The peak deconvolution and identification analysis were conducted with the AMDIS (automated
mass spectral deconvolution and identification system, National Institute of Standards
and Technology) software by mass spectra matching. Furthermore, the mass spectra,
retention time, and retention index of commercial standards were also used to identify
the structures of metabolites. As long as peak area is less than 1000 or signal-to-noise ratio is below 20, the peak will be excluded. In order to reduce the probability of false positives and eliminate artifact peaks,
methods described in several studies were also applied in the present study[48-50].
The germination percentage was defined as the number of seeds completing germination/total
number of viable seeds × 100%. Principal component analysis (PCA) was performed to
visualize the classification of 6 samples (PDS, PDS5, PDS11, PDRS, PDRS5 and PDRS11)
using the MetaboAnalyst (http://www.metaboanalyst.ca/). All metabolite data were normalized by using unit-variance (UV) scaling before
performing PCA. In UV-scaling, each variable was mean-centered and divided by the
standard deviation. In order to visualize the patterns of change in the differential
metabolites, hierarchical cluster analysis (HCA) was conducted with MetaboAnalyst
on the basis of Pearson correlation coefficients between different metabolites. The
HCA plot was then divided into seven groups to clearly show the relationships and
trends among the differential metabolites in the six samples. Partial least squares
discriminant analysis (PLS-DA) was then used to identify the differentially expressed
metabolites that contributed to the separation of each of the four pairs of samples.
Therefore, a total of four partial least squares discriminant analyses were conducted.

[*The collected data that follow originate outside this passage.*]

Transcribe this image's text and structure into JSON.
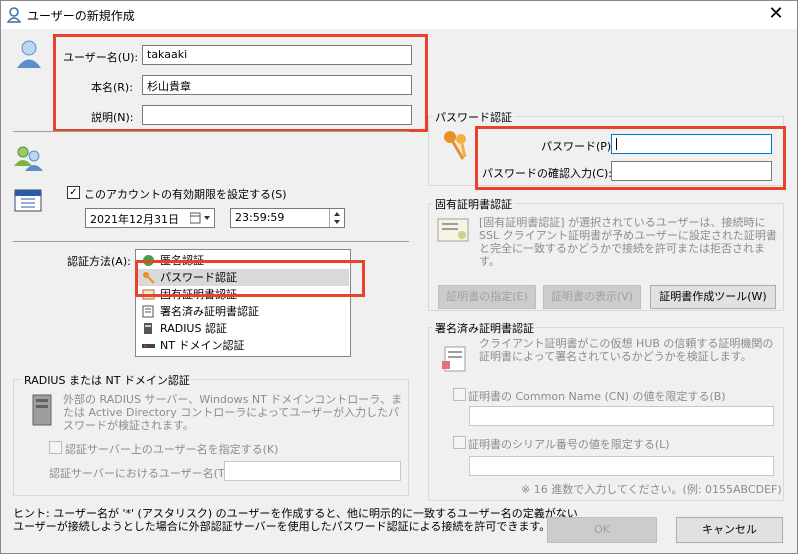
{
  "window": {
    "title": "ユーザーの新規作成",
    "close_label": "✕"
  },
  "user": {
    "username_label": "ユーザー名(U):",
    "username_value": "takaaki",
    "fullname_label": "本名(R):",
    "fullname_value": "杉山貴章",
    "note_label": "説明(N):",
    "note_value": ""
  },
  "expiry": {
    "checkbox_label": "このアカウントの有効期限を設定する(S)",
    "checked": "✓",
    "date_value": "2021年12月31日",
    "time_value": "23:59:59"
  },
  "auth": {
    "label": "認証方法(A):",
    "items": [
      {
        "label": "匿名認証"
      },
      {
        "label": "パスワード認証"
      },
      {
        "label": "固有証明書認証"
      },
      {
        "label": "署名済み証明書認証"
      },
      {
        "label": "RADIUS 認証"
      },
      {
        "label": "NT ドメイン認証"
      }
    ],
    "selected_index": 1
  },
  "radius": {
    "group_title": "RADIUS または NT ドメイン認証",
    "description": "外部の RADIUS サーバー、Windows NT ドメインコントローラ、または Active Directory コントローラによってユーザーが入力したパスワードが検証されます。",
    "checkbox_label": "認証サーバー上のユーザー名を指定する(K)",
    "server_user_label": "認証サーバーにおけるユーザー名(T):",
    "server_user_value": ""
  },
  "password": {
    "group_title": "パスワード認証",
    "password_label": "パスワード(P):",
    "password_value": "",
    "confirm_label": "パスワードの確認入力(C):",
    "confirm_value": ""
  },
  "cert": {
    "group_title": "固有証明書認証",
    "description": "[固有証明書認証] が選択されているユーザーは、接続時に SSL クライアント証明書が予めユーザーに設定された証明書と完全に一致するかどうかで接続を許可または拒否されます。",
    "specify_button": "証明書の指定(E)",
    "view_button": "証明書の表示(V)",
    "tool_button": "証明書作成ツール(W)"
  },
  "signed": {
    "group_title": "署名済み証明書認証",
    "description": "クライアント証明書がこの仮想 HUB の信頼する証明機関の証明書によって署名されているかどうかを検証します。",
    "cn_checkbox_label": "証明書の Common Name (CN) の値を限定する(B)",
    "cn_value": "",
    "serial_checkbox_label": "証明書のシリアル番号の値を限定する(L)",
    "serial_value": "",
    "serial_hint": "※ 16 進数で入力してください。(例: 0155ABCDEF)"
  },
  "hint": {
    "line1": "ヒント: ユーザー名が '*' (アスタリスク) のユーザーを作成すると、他に明示的に一致するユーザー名の定義がない",
    "line2": "ユーザーが接続しようとした場合に外部認証サーバーを使用したパスワード認証による接続を許可できます。"
  },
  "buttons": {
    "ok": "OK",
    "cancel": "キャンセル"
  },
  "colors": {
    "highlight": "#e8412c",
    "disabled_text": "#8c8c8c"
  }
}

Specifically, those differentially expressed metabolites were identified by inspecting
loadings plots from PLS-DA. Only those metabolites with VIP (variable importance in
the projection) > 1 and significant changes (P < 0.05) in content were considered to have significant contributions to the classification
of each of the four pairs of samples[48, 51, 52]. These four pairs of samples are as follows: PDRS5 vs PDRS, PDRS11 vs PDRS5, PDS5
vs PDS and PDS11 vs PDS5. Fold changes of the metabolites with VIP > 1 between each
of the four pairs of samples were also calculated. Fold change was calculated as the
ratio between two group means and then log2 transformed. Specifically, they were calculated by the following formulas: log2(PDRS5/PDRS), log2(PDRS11/PDRS5), log2(PDS5/PDS) and log2(PDS11/PDS5). The calculation of fold changes was conducted with MetaboAnalyst. Those metabolites
with VIP > 1 were then subsequently subjected to metabolic pathway analysis to identify
and visualize the significantly altered metabolic pathways between PDRS5 vs PDRS,
PDRS11 vs PDRS5, PDS5 vs PDS and PDS11 vs PDS5. The pathway enrichment analysis and
pathway topological analysis in the MetaboAnalyst web tool were used together to perform
metabolic pathway analysis. The P value calculated with the‘Global Test’algorithm in pathway enrichment analysis was
used to indicate the significance of enriched metabolic pathways. The impact value calculated with the ‘Relative-Betweenness Centrality’ algorithm
in pathway topological analysis was used to estimate the relative importance of metabolic
pathways. The impact-value threshold was set to 0.1 to identify the most relevant metabolic
pathways[55, 56]. Finally, the result of the metabolic pathway analysis (metabolome view) was rendered
in a graph format. The P value of each metabolic pathway was log-transformed and then set as the Y-axis and
the pathway impact value was set as the X-axis. Each node in a graph represents a
metabolic pathway. The node color indicates the P value of each metabolic pathway, while the node radius indicates the impact value
of each metabolic pathway. Therefore, dark red, large circles located in the top right corner of the “metabolome
view” represent the main altered pathways compared to the yellow, small circles located
in the left of the graphs. The software VANTED was then used to visualize the pathway
map of the significantly altered metabolites.